Type 1 diabetes, also known as insulin-dependent diabetes mellitus (IDDM), results from a chronic autoimmune destruction of the insulin-secreting pancreatic beta cells, probably initiated by exposure of genetically susceptible host to an environmental agent. Autoimmune destruction of beta cells is thought to be completely asymptomatic until 80 – 90% of the cells are lost. This process may take years to complete and may occur at any time. During the preclinical phase, this autoimmune process is marked by circulating autoantibodies to beta cell antigens. These autoantibodies are present years before the onset of type 1 diabetes and prior to clinical symptoms.

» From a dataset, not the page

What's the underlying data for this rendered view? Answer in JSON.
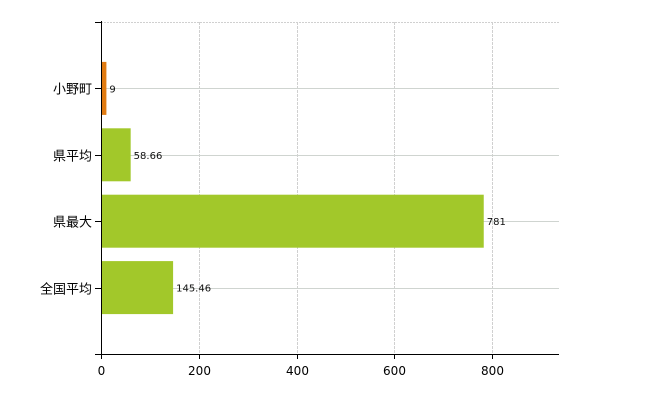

Early studies involved immunofluorescence test for islet-cell antibodies (ICA), which was exhibited issues with calibration and has subsequently been replaced by a combination of several immunoassays for antibodies against specific beta cell antigens, such as insulin (IAA), glutamic acid decarboxylase (GAD) and tyrosine phosphatase ICA 512 (IA2). IA2, a member of the protein tyrosine phosphatases family is localised in the dense granules of pancreatic beta cells and the second defined recombinant islet cell antigen. IA2 shares sequence identity with the islet cell antigen 512. The higher frequency of antibodies to IA2 is explained by the presence of autoantibodies directed to the carboxy- terminus of IA2 which is lacking in ICA512. IA2 autoantibodies are present in the majority of individuals with new-onset type 1 diabetes and in individuals in the pre-diabetic phase of the disease. The appearance of autoantibodies to IA2 seems to be correlated with the rapid progression to overt type 1 diabetes.
Using a combination of tests for GAD65 and IA2 autoantibodies improves the risk assessment of type 1 diabetes in children and adolescence. The screening for GAD65 and IA2 autoantibodies detect more than 90 % of subjects at risk for type 1 diabetes and may possess the potential to replace ICA technique.